From a purely psychological point of view, which consequence of Covid-19 will prove to be the most devastating? Isolation? Domestic violence? The anxiety of losing a job? …
The impact of a pandemic develops dynamically, over a long period of time. Panic buying occurs at the start, domestic violence in a second stage, followed by depression. A second confinement in the middle of winter would greatly increase the risk of depression, or even suicides. It all depends, of course, on individual circumstances. For the youngest, the impact is mainly socio-economic, with few medical risks, while for the older ones, the concerns are mainly medical or social.
"Protests led by vocal minorities have garnered a lot of media attention, which may have given the misleading impression that these movements are more common than they actually are."
The Covid-19 has killed many more people than the terrorist attacks which have deeply marked the spirits. Does being able to attribute direct responsibility to brutal deaths change the way we deal with these collective tragedies?
The approach is similar, because in either case, these deaths are difficult to explain. They are difficult to predict, control and explain, although their shape is very different.

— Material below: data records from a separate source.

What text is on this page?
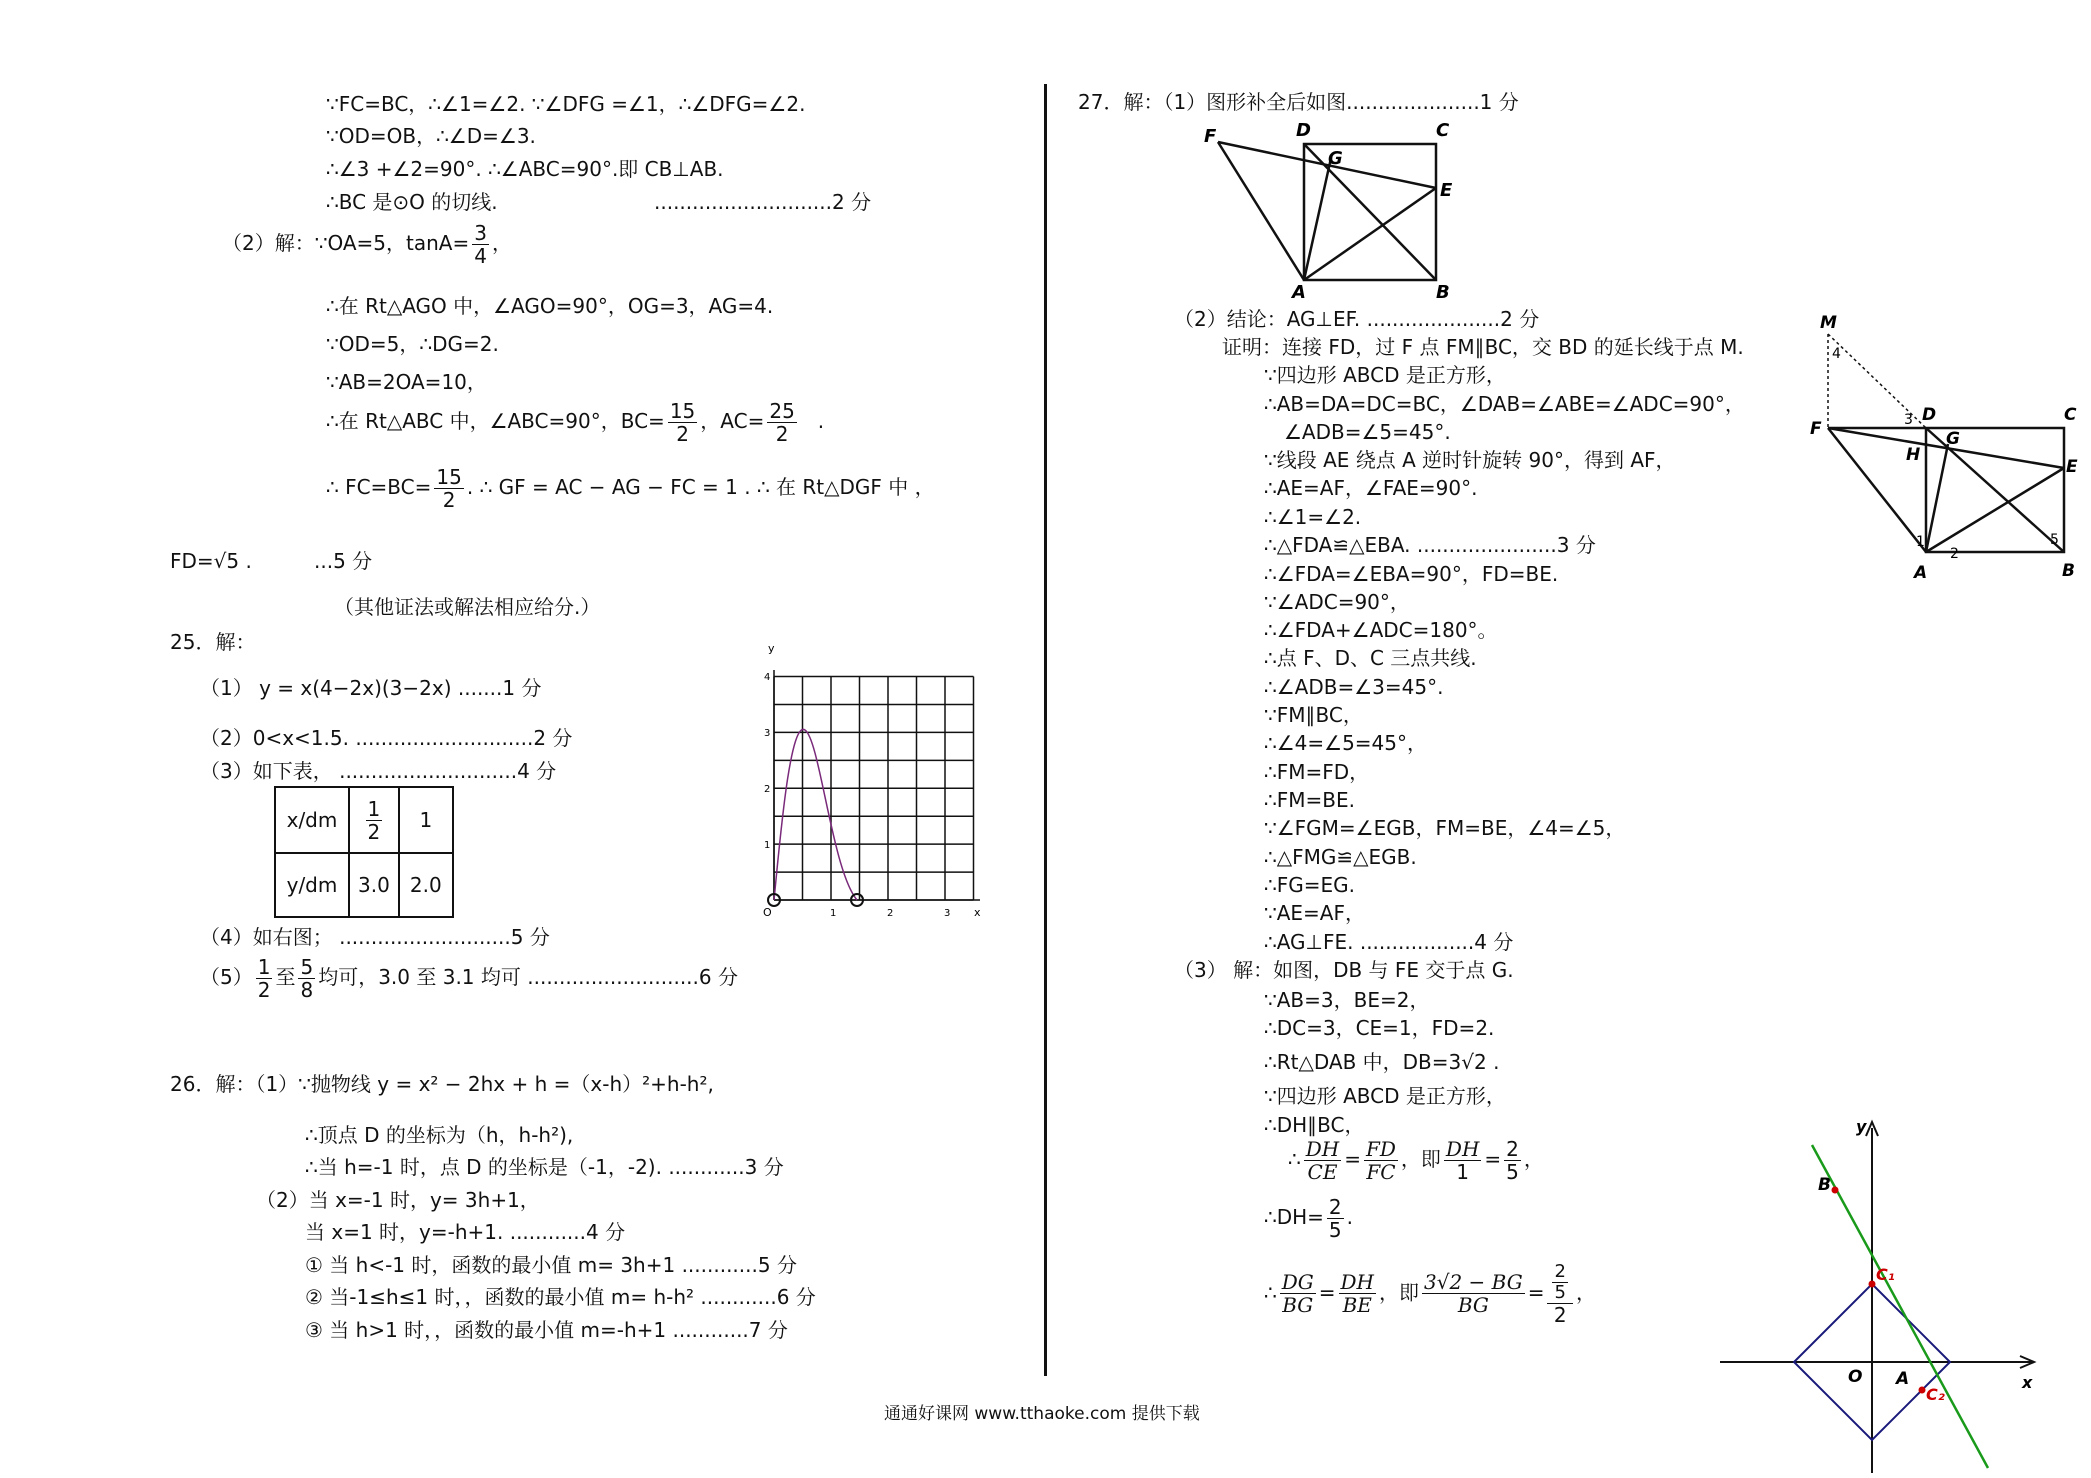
∵FC=BC，∴∠1=∠2. ∵∠DFG =∠1，∴∠DFG=∠2.
∵OD=OB，∴∠D=∠3.
∴∠3 +∠2=90°. ∴∠ABC=90°.即 CB⊥AB.
∴BC 是⊙O 的切线.	............................2 分
（2）解：∵OA=5，$\tan A= \frac{3}{4}$ ，
∴在 Rt△AGO 中，∠AGO=90°，OG=3，AG=4.
∵OD=5，∴DG=2.
∵AB=2OA=10，
∴在 Rt△ABC 中，∠ABC=90°，$BC= \frac{15}{2}$ ，$AC= \frac{25}{2}$ .
∴ $FC=BC= \frac{15}{2}$ . ∴ GF = AC − AG − FC = 1 . ∴ 在 Rt△DGF 中 ，
FD=√5 .	...5 分
（其他证法或解法相应给分.）
25．解：
（1） y = x(4−2x)(3−2x) .......1 分
（2）0<x<1.5. ............................2 分
（3）如下表， ............................4 分
x/dm	$\frac{1}{2}$	1
y/dm	3.0	2.0
（4）如右图； ...........................5 分
$(5) \frac{1}{2}$ 至 $\frac{5}{8}$ 均可，3.0 至 3.1 均可 ...........................6 分
y
x
O	1	2	3
1
2
3
4
26．解：（1）∵抛物线 y = x² − 2hx + h =（x-h）²+h-h²,
∴顶点 D 的坐标为（h，h-h²),
∴当 h=-1 时，点 D 的坐标是（-1，-2). ............3 分
（2）当 x=-1 时，y= 3h+1，
当 x=1 时，y=-h+1. ............4 分
① 当 h<-1 时，函数的最小值 m= 3h+1 ............5 分
② 当-1≤h≤1 时，，函数的最小值 m= h-h² ............6 分
③ 当 h>1 时，，函数的最小值 m=-h+1 ............7 分
27．解：（1）图形补全后如图.....................1 分
F	D	C
G
E
A	B
（2）结论：AG⊥EF. .....................2 分
证明：连接 FD，过 F 点 FM∥BC，交 BD 的延长线于点 M.
∵四边形 ABCD 是正方形，
∴AB=DA=DC=BC，∠DAB=∠ABE=∠ADC=90°，
∠ADB=∠5=45°.
∵线段 AE 绕点 A 逆时针旋转 90°，得到 AF，
∴AE=AF，∠FAE=90°.
∴∠1=∠2.
∴△FDA≌△EBA. ......................3 分
∴∠FDA=∠EBA=90°，FD=BE.
∵∠ADC=90°，
∴∠FDA+∠ADC=180°。
∴点 F、D、C 三点共线.
∴∠ADB=∠3=45°.
∵FM∥BC，
∴∠4=∠5=45°，
∴FM=FD，
∴FM=BE.
∵∠FGM=∠EGB，FM=BE，∠4=∠5，
∴△FMG≌△EGB.
∴FG=EG.
∵AE=AF，
∴AG⊥FE. ..................4 分
M
F
D	C
G
H
E
A	B
1
2
3
4
5
（3） 解：如图，DB 与 FE 交于点 G.
∵AB=3，BE=2，
∴DC=3，CE=1，FD=2.
∴Rt△DAB 中，DB=3√2 .
∵四边形 ABCD 是正方形，
∴DH∥BC，
∴ $\frac{DH}{CE} = \frac{FD}{FC}$ ，即 $\frac{DH}{1} = \frac{2}{5}$ ，
∴DH= $\frac{2}{5}$ .
∴ $\frac{DG}{BG} = \frac{DH}{BE}$ ，即 $\frac{3√2 - BG}{BG} = 2$
5
2 ，
y
x
O A
B
C₁
C₂
通通好课网 www.tthaoke.com 提供下载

Finding a culprit can make groups feel better about understanding and accepting grief. This is what prompted some to blame the Chinese at the start of the epidemic. In the United States, some have imagined that the Covid-19 was a biological weapon created by the Chinese … while in China, the Americans have sometimes been referred to as the creators of this biological weapon. This is also why conspiracy theories abound during a pandemic. It is a way to cope with an unforeseeable, mysterious and difficult to accept event.
Faced with the second wave, the communication of the authorities differs greatly from one country to another, despite comparable situations. Alarmism and threat are sometimes privileged, while in other countries citizens are empowered. Is fear more decisive in terms of respect for the rules, or can it on the contrary lead to revolts?
The different communication strategies – with in short, threats of fines on one side and a civic appeal on the other – can work, although the second approach is preferable and less oppressive. Frightened people usually follow the recommendations. Historically, revolts have been rare and are the exception rather than the rule. But sometimes they do. Since the onset of Covid-19, small-scale protests led by vocal minorities have garnered a lot of media attention, which may have given the misleading impression that these movements are more common than they actually are.